Генералу, чьим именем чеченские матери пугали детей, очень трудно выглядеть по-домашнему. Да и принимал он сегодня своего старого знакомого, некогда бывшего у него (правда, недолго) чиновником для особых поручений. Правда, толку от него было мало. Но всё же этот нескладный молодой человек ему нравился.

– Ну что же, братец мой, Вильгельм Карлович, показывайте, что это вы такое привезли, – обратился генерал к посланнику. – Что за «срочно-секретно»?

– Вот, Ваше Высокопревосходительство, – полез молодой человек за пазуху.

– Да бросьте Вы, батенька, – отмахнулся Ермолов. – Давайте попросту, называйте как раньше – Алексей Петрович. А что это у вас за пакет такой – весь замусоленный, грязный? Вроде бы, негоже полномочному посланнику Временного правительства.

Не поймёшь – то ли он всерьёз, то ли иронизирует. Но Кюхельбекер всё принял именно всерьёз. Он побледнел и, вытянувшись во весь свой немалый рост, с обидой проговорил:

– Так ведь, Алексей Петрович, я, почитай, целый месяц к вам добирался. Теперь ведь у нас совсем худо с ямщиками стало. Ещё до Ставрополья не доехал, а весь багаж подрастерял. Да что багаж! Когда на Кавказ приехал, то и всех сопровождающих потерял. Вот и приходилось пакет за пазухой держать.

Алексей Петрович только покачал головой. В эти февральские дни только на Кавказе было спокойно. До чечен и кумыков весть о событиях в Петербурге пока не дошла. С прошлого года они были замирены. Заложники пребывали в различных крепостях, но аманаты горских правителей были при самом Ермолове. А вот, что творилось в границах России, не хотелось даже и думать. Без хорошо вооружённого отряда из Петербурга на Кавказ мог выехать только безумец. Либо – Вильгельм Карлович Кюхельбекер.

Генерал Ермолов взял пакет. Задумчиво покачал его на ладони, как бы взвешивая. Потом вновь обратился к собеседнику:

– Давайте-ка, Вильгельм Карлович, пока я бумаги читаю, вы в баньку сходите. Потом перекусим, да и отдохнёте с дороги. Я полагаю, что вы за всё это время ни помыться толком, ни отдохнуть не могли. Бельишко чистое вам мой денщик спроворит, я уже распоряжусь. И давайте-ка, братец мой, не спорьте. Я хоть и не посланник, но покамест сам здесь командую, – и, не слушая возражений, Ермолов гаркнул: – Гаврилыч, отведи барина в баню! Да бельишко ему подбери.

Когда дверь за гостем закрылась, Алексей Петрович вскрыл грязный, ломкий, словно покрытый угольной коркой пакет. От долгого соприкосновения с телом сургучные печати покрошились, но было видно – все в целости. На печатях просматривался орёл. Но уже новый орёл, без гордых корон Российской империи. «Вот ведь, – грустно подумал генерал, – успели. Что же за послание? Наверняка будут требовать, чтобы я срочно повернул корпус на Петербург».

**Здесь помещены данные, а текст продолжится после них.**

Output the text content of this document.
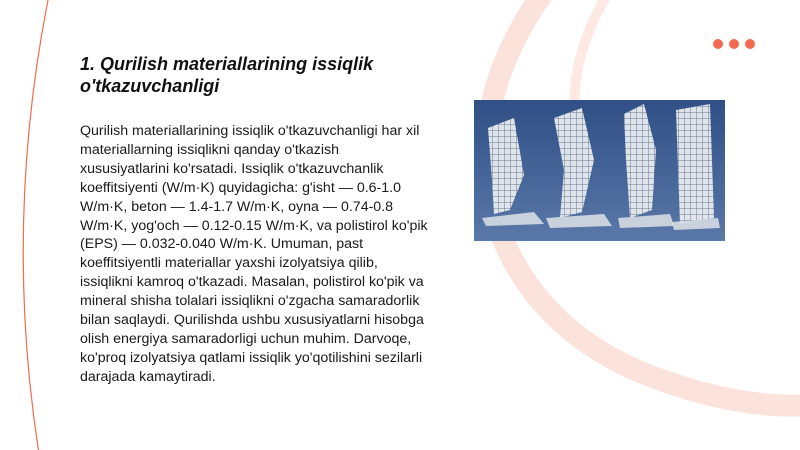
1. Qurilish materiallarining issiqlik o'tkazuvchanligi

Qurilish materiallarining issiqlik o'tkazuvchanligi har xil materiallarning issiqlikni qanday o'tkazish xususiyatlarini ko'rsatadi. Issiqlik o'tkazuvchanlik koeffitsiyenti (W/m·K) quyidagicha: g'isht — 0.6-1.0 W/m·K, beton — 1.4-1.7 W/m·K, oyna — 0.74-0.8 W/m·K, yog'och — 0.12-0.15 W/m·K, va polistirol ko'pik (EPS) — 0.032-0.040 W/m·K. Umuman, past koeffitsiyentli materiallar yaxshi izolyatsiya qilib, issiqlikni kamroq o'tkazadi. Masalan, polistirol ko'pik va mineral shisha tolalari issiqlikni o'zgacha samaradorlik bilan saqlaydi. Qurilishda ushbu xususiyatlarni hisobga olish energiya samaradorligi uchun muhim. Darvoqe, ko'proq izolyatsiya qatlami issiqlik yo'qotilishini sezilarli darajada kamaytiradi.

Генерал Ермолов не ошибся. В послании было сказано следующее:

«Генералу от артиллерии, командующему Особым Кавказским корпусом Алексею Петровичу Ермолову. Секретно Ваше Высокопревосходительство, настоятельно требуем, чтобы вы немедленно повернули Отдельный Кавказский корпус в Россию и привели его в Санкт-Петербург для защиты Отечества. Кроме того, сообщаем Вам, что по решению исполнительного комитета вы назначены членом Временного правительства. Члены Временного правительства:

Председатель:

князь, полковник С.П. Трубецкой

Непременные члены: Г.С. Батеньков Н.С. Мордвинов

М.М. Сперанский, К.Ф. Рылеев

С.-Петербург. 12 января 1826 года»

Из перечня фамилий незнакомой показалась только фамилия Рылеева. «Хотя, – вспомнил вдруг генерал, – это ведь, кажется, поэт». Вспомнились и стихи Рылеева, которые ему как-то показывал Якубович. Что-то там о солдате или о мужике, который нёс три ножа: на вельмож, на бояр и на царя. Тогда эти стихи просто позабавили генерала, а сейчас он только покрутил головой на мощной шее.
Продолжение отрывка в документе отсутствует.